An example of such a spectrometer arrangement is an echelle spectrometer with internal order separation. The problem underlying the present disclosure shall be explained below with reference to an echelle spectrometer.
Such a spectrometer arrangement is, for example, known from DE 10 2009 059 280 A1.
In an echelle spectrometer, gratings having a ladder-like cross-section are used. Illuminating the short facet of the step-like structure with a suitable blaze angle generates a diffraction pattern, which concentrates the diffracted intensity in high orders, e.g., in the fiftieth to one-hundredth order. High spectral resolutions can thereby be achieved with a compact arrangement. The orders can be superimposed, depending on the incident wavelengths. In the case of echelle spectrometers with internal order separation, the orders are therefore again dispersed transversely to the dispersion direction of the echelle grating to separate the various orders occurring. In this way, a two-dimensional spectrum is obtained, which can be detected using area detectors.
An echelle spectrometer with internal order separation differs from echelle spectrometers with external order separation in that, in the latter, only radiation from a small spectral range enters the spectrometer. In spectrometers with internal order separation, the spectrum is produced in the form of a two-dimensional structure in the detector plane.
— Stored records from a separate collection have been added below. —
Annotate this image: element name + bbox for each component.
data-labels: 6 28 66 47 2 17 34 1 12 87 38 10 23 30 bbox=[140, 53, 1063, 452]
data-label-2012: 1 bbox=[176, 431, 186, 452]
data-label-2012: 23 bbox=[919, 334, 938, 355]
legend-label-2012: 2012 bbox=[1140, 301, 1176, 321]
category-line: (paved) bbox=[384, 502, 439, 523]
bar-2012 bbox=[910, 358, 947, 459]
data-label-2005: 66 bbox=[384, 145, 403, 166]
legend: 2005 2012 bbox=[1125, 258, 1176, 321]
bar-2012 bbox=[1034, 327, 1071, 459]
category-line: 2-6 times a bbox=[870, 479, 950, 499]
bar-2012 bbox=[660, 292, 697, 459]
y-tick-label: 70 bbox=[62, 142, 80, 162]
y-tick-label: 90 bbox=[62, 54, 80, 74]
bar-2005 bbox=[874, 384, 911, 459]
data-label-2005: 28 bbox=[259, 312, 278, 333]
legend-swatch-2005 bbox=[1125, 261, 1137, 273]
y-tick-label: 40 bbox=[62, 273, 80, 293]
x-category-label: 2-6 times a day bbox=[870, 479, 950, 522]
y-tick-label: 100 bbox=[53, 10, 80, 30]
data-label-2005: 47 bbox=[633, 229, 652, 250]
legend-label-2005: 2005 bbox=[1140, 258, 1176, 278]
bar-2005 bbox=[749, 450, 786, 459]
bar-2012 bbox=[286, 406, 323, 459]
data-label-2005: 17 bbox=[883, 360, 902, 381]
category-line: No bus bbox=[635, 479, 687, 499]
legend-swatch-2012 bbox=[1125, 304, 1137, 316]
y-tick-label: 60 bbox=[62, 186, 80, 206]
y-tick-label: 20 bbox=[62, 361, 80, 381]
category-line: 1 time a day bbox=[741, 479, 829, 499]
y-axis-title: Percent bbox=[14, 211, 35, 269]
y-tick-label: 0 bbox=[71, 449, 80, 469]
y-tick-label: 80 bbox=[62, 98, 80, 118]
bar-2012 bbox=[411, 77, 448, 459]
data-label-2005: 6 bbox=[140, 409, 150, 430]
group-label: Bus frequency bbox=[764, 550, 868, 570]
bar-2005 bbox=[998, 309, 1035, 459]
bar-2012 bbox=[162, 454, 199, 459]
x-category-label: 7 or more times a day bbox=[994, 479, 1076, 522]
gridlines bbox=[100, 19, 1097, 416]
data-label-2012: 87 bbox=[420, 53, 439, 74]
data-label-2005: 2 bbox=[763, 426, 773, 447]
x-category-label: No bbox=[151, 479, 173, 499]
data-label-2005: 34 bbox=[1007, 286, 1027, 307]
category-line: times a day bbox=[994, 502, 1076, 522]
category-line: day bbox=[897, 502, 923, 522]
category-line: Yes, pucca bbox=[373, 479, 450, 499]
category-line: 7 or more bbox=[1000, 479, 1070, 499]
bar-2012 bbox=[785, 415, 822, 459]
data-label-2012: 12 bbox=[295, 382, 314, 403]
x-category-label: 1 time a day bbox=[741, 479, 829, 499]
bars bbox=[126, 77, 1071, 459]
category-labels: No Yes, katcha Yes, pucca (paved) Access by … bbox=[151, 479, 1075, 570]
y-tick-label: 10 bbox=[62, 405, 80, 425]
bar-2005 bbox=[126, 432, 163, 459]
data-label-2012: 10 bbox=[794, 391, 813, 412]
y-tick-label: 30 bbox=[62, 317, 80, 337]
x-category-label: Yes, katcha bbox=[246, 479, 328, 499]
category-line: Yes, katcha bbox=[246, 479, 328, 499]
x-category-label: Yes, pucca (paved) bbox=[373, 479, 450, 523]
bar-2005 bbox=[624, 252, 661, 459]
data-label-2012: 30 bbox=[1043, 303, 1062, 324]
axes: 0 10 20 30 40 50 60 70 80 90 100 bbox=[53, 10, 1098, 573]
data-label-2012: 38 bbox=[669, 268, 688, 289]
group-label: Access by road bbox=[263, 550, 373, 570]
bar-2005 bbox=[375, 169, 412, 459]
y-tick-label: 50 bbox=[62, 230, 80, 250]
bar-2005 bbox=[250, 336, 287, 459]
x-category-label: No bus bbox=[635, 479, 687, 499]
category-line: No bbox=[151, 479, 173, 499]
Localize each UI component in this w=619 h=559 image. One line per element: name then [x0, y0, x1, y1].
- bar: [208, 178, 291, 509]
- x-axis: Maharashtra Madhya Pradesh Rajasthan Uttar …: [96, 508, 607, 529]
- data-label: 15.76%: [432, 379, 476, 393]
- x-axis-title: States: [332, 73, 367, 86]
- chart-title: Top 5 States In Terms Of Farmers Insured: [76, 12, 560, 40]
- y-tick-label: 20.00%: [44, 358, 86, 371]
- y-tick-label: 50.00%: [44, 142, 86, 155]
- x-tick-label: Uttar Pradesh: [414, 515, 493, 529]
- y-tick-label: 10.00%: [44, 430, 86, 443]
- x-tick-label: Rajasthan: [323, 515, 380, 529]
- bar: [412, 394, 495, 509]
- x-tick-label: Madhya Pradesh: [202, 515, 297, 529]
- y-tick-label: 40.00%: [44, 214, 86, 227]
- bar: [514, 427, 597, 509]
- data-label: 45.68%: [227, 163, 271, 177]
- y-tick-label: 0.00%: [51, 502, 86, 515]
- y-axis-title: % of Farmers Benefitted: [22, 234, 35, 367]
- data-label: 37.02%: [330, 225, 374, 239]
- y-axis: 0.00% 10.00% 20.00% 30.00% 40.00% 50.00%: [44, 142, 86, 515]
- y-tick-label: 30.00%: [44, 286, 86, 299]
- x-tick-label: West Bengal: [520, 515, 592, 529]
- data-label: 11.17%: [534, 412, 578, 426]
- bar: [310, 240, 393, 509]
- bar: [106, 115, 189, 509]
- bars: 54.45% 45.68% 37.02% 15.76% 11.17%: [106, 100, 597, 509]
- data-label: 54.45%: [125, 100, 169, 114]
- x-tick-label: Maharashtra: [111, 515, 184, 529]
This structure consists of spectral sections arranged essentially parallelly to one another. The free spectral ranges of the respective diffraction orders together yield a slit-free spectrum for a specific wavelength range. The use of an area detector with a plurality of detector elements allows simultaneous detection of a large wavelength range with high spectral resolution.
As mentioned above, echelle spectrometers with internal order separation in the image plane produce a spectrum in the form of a two-dimensional diffraction order structure. The distance between two adjacent orders depends on the dispersion properties of the transverse dispersion element. If a prism is used as such, the spatial separation of the orders decreases continuously as the wavelength increases. If different wavelength ranges are sequentially acquired using the spectrometer, the slit height must be adapted to the measuring range in question to maximize light conductance on the one hand and ensure clean order separation on the other hand.
To be able to resolve the intensity components of the individual wavelengths of a radiation source using a spectrometer, the optical field to be analyzed must be spatially narrowly limited. In certain cases, the image generated with the aid of an upstream lens is small enough that the field does not need to be limited (slitless spectroscopy). In other cases, the radiation of the source is guided to the spectrometer using light guides. In this case, the exit surface of the fiber can function as a field limiter.
Very frequently, however, the light source is imaged onto a field diaphragm, the entrance slit. Slit-shaped diaphragms are often used. In the dispersion direction, the slit opening is very narrow to achieve optimum spectral resolution. In this direction, this is referred to as the slit width.
Transversely to the dispersion direction, the so-called slit height tends to be selected as large as possible to improve light throughput and thus the signal-to-noise ratio. To derive a clean spectral intensity distribution from the captured image, a clean separation of the diffraction orders on the detector is required, which limits the slit height. Furthermore, the distance between two adjacent diffraction orders is variable via the wavelength range used. Depending on the transverse dispersion element used, the order separation increases (grating as transverse disperser) or decreases (prism as transverse disperser) as the wavelength increases. The height of the entrance slit is normally determined by the distance of the most closely spaced orders detected. When using area detectors for detecting the echelle spectra, a considerable part of the detector area thus remains unused.
Different individual slits are usually pivoted into the beam path when different diaphragm sizes (with respect to slit height and/or slit width) are required. However, a variable slit is also known from U.S. Pat. No. 4,325,634. R. Vuilleumier and K. Kraiczek likewise present a variable entrance slit in the article “Variable entrance slit system for precision spectrophotometers”, Micro Electro Mechanical Systems, 1995, MEMS '95, Proceedings. IEEE, DOI 10.1109/MEMSYS.1995.472583. Usually, the slit width can be adjusted by moving two slit jaws, generally via micrometer calipers. Commercially available, for example from Newport (Newport Motor Driven Slit Assembly, M5257), are motorized slits in which the slit width can be adjusted continuously via software.